RIPON — Ripon Christian High School’s commencement speakers, valedictorian Jeffrey Hulsey and salutatorian Lindsay Hannick, have garnered over $100,000 in college scholarship money over four years.
Graduates in the class of 2009 have drawn some $1.5 million in scholarships with 97 percent of the class, 66 students, are going on to college, according to school principal Mary Ann Sybesma. Eight students - 15 percent of the class - have grade point averages above 4.0.
Hulsey is planning to major in mechanical engineering at Montana State.
“I’m good at math and science and I feel that is where God is calling me.” he said. His scholarship is for $15,000 a year over four years after reaching a 4.36 grade point average.
He said he is focusing on a grad degree in aerospace and wants to do something with planes or rockets for his career.
Hannink will be attending Dort College in Sioux City, Iowa, in the fall where she will be working towards a BS in nursing. Her scholarship to that school totals $11,000 renewable annually and a smaller scholarship towards the nursing program -- following her grade point average of 4.23.
She received Dort’s Distinguished Scholar Award -- the highest academic scholarship the school presents.
The valedictorian credited two Ripon Christian teachers for much of his success in school - Mark Hoeksema, who teaches Bible, and Sherwin Heyboer, the history and economics teacher.
“I can see God through them. They have helped me be a better person,” he said.
Both agreed that those are the classes where they have the most discussions.
Hannink credited her sixth-grade teacher, Mrs. Doris Anema, who was her junior high school English teacher. “It was the first year we really discussed life in class - how we could learn from the Bible and use it in everyday life. “
Some of her spare time has been devoted to playing the piano at nursing homes including Evergreen in Modesto. She has also played her flute for the residents at English Oaks nursing home.
Hulsey attended New Jerusalem School in Tracy in his elementary school years coming to Ripon Christian as a freshman in high school. He said although he was nervous in coming into the school without knowing anyone, he quickly made friends.
Hulsey said that his favorite high school memory is probably the Washington, D.C., trip that some 50 to 60 students made in the spring. They visited the many historical locations in the Capital including a tour through Congress.
Both Hannink and Hulsey were active in sports. He played tennis, soccer, basketball and air soft after school.

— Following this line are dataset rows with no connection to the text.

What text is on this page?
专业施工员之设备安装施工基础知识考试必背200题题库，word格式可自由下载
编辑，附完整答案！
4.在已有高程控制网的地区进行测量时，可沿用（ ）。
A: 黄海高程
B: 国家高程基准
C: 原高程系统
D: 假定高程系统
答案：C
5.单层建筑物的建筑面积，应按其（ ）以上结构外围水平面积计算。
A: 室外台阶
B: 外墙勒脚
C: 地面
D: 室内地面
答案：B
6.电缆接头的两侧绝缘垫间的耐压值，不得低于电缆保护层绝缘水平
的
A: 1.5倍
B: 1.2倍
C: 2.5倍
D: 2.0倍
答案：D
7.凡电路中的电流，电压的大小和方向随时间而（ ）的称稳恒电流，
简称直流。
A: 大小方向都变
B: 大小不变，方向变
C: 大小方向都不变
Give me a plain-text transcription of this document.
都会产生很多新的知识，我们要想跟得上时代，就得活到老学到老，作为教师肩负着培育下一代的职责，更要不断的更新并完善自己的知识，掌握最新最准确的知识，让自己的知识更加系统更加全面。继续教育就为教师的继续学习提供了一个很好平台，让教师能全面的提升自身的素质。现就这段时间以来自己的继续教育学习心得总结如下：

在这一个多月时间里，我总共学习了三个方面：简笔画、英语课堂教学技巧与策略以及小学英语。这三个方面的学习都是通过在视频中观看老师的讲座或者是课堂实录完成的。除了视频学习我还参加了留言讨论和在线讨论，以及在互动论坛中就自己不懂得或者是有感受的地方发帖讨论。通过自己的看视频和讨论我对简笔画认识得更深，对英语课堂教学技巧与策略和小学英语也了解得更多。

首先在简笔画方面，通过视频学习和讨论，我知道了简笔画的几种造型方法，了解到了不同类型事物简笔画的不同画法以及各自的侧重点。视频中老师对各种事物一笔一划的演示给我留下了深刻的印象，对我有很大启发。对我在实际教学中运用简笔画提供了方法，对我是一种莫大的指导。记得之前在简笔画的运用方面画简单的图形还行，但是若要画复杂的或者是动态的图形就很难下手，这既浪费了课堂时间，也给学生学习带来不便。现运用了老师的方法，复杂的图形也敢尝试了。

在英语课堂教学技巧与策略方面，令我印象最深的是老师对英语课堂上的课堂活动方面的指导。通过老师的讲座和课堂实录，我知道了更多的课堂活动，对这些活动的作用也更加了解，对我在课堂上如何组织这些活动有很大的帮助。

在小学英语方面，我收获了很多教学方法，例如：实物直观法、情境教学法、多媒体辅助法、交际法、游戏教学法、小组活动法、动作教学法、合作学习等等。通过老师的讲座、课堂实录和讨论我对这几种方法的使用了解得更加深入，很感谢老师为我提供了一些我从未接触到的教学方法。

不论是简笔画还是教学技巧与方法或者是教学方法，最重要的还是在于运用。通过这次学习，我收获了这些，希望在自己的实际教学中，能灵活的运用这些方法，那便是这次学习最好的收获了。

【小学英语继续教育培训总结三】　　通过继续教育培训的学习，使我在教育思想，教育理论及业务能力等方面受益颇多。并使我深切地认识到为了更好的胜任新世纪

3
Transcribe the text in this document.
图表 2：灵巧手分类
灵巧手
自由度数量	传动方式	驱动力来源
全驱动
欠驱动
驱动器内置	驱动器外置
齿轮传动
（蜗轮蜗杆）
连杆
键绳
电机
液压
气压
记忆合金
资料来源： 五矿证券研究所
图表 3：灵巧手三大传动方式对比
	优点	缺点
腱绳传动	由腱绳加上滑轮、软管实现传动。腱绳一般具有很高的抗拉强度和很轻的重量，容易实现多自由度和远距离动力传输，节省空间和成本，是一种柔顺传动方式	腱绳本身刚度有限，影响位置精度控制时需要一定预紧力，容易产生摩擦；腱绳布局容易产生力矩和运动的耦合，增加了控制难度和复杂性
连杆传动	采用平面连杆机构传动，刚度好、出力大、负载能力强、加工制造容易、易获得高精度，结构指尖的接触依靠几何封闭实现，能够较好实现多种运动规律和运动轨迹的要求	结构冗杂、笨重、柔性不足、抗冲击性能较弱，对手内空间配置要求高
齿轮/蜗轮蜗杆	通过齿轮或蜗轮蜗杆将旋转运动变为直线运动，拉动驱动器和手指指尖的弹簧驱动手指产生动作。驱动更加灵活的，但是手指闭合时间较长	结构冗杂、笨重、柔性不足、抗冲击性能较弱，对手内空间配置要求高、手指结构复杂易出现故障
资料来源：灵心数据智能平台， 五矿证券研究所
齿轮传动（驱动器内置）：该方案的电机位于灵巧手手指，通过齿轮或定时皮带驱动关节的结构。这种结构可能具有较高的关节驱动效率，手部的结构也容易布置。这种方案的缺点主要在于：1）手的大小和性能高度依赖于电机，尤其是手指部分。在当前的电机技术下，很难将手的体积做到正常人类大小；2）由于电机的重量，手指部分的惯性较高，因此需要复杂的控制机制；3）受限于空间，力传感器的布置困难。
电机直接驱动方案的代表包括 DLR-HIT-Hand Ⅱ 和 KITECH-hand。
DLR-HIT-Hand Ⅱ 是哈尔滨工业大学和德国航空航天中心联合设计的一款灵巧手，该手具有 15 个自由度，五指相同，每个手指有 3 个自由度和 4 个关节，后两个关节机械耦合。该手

Hannink was a guard on her basketball team, played second base in softball and also served as the unofficial team nurse. She said there were a lot of sliding injuries. She also played a lot of recreational badminton at home and at relatives’ homes near British Columbia. She said the B.C. family games were usually at midnight, often because it was still so light at that time of the evening in British Columbia.